By circumstance and TV viewing habits, I’ve been particularly attuned to the advertising world of late. And while I still believe corporations will be the ruination of America (we seem to have forgotten that money burns), business may be unintentionally performing a public good.

Consider: Three years ago, six states recognized gay marriage.  Today, it’s 36 — plus D.C. And while the Supreme Court weighs the issue on the federal level, its eventual success, regardless of the conservative slackwits on the bench, is certain.

That’s because American business has deemed it so. Years before politicians, corporate brain trusts from Hollywood  to GM to Apple recognized the gay community. Not out of a sense of altruism or fairness. But as a business strategy; gay  Americans statistically form a powerful financial demographic. From Will & Grace,  Queer Eye for the Straight Guy, even as far back as Three’s Company, Hollywood embraced the corporate notion that there is one gender symbol: $.

That’s a powerful concept, one that recognizes the right of all Americans to spend freely, regardless of what your religious pamphlet says. Other businesses quickly followed suit.

Witness what happened in March in Indiana, where the huckleberries passed a bill permitting god-fearing shop owners to refuse service to the godless.

indiana

Business saw clear past this ruse, recognizing it as a weapon against gays (or any group Indiana representatives deigned loathsome, for that matter). Businesses, including the NCAA, which held its Final Four in Indianapolis, threatened to boycott the state. Apple said not only that it wouldn’t recognize the law; it would rethink opening new business in the state of hayseeds. “Lawmakers” quickly backed down, redacting the most offensive language. Hopefully, Alabama, Arkansas and Mississippi witnessed that on their World Wide Intertubes.

The original (and ongoing) civil rights battle didn’t have the backing of corporate America. If anything, corporate America was fine with discriminating against black Americans. It even worked racism into the business model, in the form of segregated bar stools, bathrooms, beaches and busses. Even today, analysts seemed stunned by how well entertainment sells in the “urban market.”

segregation

But, in addition to one gender, money sees one race: Patent Green.

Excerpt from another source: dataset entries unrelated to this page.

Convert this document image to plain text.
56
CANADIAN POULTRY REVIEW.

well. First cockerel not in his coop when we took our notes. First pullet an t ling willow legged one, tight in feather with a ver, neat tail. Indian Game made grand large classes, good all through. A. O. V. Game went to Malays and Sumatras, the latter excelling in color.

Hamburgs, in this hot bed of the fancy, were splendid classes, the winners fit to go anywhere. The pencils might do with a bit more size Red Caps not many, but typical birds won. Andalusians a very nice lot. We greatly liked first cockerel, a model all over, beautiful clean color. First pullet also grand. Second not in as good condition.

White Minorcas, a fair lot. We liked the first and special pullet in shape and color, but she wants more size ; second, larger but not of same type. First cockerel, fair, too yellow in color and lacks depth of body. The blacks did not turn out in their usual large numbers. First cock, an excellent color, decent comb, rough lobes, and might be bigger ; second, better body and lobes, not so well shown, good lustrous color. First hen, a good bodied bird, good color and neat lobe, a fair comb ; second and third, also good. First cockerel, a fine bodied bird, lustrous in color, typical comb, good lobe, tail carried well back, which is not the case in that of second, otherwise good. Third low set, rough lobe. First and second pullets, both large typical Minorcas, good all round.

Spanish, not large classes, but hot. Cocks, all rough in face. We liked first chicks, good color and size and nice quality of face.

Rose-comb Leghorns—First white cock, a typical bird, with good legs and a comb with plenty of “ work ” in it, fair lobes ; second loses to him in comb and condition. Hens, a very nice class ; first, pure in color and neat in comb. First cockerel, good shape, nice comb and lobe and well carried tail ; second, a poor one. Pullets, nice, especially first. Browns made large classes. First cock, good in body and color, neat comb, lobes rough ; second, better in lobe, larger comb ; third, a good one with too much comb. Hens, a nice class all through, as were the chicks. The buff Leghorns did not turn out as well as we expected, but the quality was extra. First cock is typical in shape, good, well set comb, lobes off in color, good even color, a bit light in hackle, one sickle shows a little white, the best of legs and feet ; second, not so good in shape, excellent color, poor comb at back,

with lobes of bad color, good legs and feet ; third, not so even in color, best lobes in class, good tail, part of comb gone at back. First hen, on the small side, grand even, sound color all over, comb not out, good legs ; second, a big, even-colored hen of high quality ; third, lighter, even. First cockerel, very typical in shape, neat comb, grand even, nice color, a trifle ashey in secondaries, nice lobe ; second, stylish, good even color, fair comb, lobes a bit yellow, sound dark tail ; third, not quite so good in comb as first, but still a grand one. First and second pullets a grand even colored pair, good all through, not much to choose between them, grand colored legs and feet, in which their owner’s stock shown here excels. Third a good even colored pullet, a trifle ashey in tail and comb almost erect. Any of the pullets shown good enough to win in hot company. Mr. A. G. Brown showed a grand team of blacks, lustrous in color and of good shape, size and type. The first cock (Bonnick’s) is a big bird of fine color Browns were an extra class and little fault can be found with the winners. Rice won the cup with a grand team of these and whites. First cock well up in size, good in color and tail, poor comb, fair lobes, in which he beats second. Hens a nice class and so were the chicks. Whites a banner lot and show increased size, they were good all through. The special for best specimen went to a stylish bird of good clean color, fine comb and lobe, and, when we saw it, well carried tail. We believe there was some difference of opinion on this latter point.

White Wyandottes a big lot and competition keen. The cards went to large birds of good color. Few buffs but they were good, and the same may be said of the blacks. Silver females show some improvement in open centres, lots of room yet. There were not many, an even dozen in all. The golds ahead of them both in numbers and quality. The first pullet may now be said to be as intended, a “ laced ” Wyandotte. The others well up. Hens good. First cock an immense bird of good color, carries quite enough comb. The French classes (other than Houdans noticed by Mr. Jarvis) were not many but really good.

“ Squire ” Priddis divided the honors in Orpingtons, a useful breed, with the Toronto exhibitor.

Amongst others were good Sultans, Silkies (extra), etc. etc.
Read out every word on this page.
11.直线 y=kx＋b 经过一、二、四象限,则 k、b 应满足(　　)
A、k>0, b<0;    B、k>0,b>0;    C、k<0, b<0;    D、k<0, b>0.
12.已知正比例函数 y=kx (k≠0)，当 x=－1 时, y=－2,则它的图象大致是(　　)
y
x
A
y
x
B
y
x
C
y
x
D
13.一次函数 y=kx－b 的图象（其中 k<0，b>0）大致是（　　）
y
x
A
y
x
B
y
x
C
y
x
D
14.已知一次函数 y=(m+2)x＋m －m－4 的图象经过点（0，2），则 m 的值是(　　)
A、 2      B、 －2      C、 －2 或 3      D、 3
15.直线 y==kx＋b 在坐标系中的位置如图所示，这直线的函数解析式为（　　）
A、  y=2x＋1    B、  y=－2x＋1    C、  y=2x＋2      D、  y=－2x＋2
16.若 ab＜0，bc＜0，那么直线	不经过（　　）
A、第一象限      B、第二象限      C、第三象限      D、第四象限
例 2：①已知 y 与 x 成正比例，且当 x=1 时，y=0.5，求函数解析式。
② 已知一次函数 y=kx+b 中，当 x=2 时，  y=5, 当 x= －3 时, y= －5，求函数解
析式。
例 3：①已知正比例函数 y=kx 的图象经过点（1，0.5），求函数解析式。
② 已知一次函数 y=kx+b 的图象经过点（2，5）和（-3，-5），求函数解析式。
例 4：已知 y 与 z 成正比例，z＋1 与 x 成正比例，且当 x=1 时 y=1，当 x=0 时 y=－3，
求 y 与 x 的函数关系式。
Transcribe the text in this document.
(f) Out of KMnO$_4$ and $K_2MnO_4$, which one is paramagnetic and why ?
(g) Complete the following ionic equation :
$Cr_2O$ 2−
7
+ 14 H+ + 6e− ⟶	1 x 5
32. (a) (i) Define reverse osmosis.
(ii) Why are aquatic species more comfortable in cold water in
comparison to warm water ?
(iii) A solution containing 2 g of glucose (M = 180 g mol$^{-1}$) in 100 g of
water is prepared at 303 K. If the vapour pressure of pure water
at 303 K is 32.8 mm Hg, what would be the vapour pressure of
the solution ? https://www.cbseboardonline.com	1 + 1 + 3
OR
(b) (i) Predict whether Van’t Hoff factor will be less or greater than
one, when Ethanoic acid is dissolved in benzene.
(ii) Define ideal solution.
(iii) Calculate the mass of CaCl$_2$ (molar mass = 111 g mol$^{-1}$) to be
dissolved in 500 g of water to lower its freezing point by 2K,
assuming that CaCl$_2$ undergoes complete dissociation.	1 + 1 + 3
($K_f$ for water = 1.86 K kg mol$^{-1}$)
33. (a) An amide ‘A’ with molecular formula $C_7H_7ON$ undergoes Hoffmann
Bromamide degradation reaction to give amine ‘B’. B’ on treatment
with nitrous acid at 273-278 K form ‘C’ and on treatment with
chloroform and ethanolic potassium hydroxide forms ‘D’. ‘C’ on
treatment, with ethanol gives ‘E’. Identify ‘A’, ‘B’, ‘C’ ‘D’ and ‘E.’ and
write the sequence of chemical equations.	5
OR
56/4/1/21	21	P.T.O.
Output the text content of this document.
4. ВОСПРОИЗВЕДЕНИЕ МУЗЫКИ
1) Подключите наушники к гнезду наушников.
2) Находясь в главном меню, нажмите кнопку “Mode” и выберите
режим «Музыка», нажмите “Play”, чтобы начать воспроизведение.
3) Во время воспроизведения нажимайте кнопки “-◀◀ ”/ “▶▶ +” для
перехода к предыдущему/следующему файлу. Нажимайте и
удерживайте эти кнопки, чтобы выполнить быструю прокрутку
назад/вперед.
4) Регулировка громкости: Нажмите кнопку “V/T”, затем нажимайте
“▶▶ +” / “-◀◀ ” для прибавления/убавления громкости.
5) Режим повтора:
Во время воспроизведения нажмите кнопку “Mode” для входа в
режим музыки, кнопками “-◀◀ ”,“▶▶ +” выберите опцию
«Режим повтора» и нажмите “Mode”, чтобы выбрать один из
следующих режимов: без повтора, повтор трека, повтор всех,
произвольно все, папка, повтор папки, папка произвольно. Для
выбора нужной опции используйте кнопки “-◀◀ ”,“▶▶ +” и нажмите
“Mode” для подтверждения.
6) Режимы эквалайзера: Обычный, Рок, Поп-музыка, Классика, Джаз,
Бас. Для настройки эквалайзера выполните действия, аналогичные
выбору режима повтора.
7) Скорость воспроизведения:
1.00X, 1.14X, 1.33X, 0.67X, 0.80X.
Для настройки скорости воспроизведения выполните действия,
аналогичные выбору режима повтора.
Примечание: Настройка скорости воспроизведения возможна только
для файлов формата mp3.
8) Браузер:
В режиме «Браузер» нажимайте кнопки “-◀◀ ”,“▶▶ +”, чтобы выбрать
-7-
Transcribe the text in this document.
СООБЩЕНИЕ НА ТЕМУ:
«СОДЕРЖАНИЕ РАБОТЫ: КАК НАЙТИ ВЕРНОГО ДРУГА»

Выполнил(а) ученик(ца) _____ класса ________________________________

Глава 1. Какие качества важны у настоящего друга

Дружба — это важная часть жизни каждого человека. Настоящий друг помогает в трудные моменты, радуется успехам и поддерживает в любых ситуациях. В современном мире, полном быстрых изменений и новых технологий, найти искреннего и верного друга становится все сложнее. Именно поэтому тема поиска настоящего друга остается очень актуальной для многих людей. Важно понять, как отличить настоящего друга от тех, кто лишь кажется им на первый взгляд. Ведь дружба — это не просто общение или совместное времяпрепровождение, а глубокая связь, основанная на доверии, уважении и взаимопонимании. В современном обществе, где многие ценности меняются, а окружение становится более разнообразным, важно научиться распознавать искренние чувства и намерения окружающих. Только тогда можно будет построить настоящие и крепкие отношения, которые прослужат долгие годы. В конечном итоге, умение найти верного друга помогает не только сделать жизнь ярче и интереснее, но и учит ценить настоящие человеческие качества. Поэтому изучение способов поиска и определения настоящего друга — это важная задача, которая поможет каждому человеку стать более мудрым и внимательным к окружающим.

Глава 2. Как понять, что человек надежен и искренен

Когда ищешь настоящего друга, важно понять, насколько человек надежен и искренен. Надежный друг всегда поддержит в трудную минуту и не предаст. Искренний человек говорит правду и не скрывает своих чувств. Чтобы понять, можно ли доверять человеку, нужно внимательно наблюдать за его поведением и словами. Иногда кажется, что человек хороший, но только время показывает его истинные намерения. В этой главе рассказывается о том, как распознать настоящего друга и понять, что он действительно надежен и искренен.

And money is just fine with gay marriage, transgendered customers, minority businesses and godless entrepreneurs. Hell, money even digs potheads: Colorado, which just legalized marijuana, reported a tax windfall of $53 million last year in weed revenues. It ain’t perfect, but at least it ain’t politics.

So pack that in your bong and blaze, Moral Majority diehards, and get used to domestically-partnered next door neighbors. You’re about to turn all colors of the rainbow as you blend into green.

Still, some things businesses can’t seem to advance. I just saw a commercial for Trident, which is still clinging to its “One out of every five dentists surveyed recommend sugarless gum for their patients who chew gum.”

Who, exactly, is that fifth dentist? A pawn in the Bubble Yum lobby? Come on, Trident. Only 80%? You’re doing the polling — of puppets. You’d think you could do better than a B-.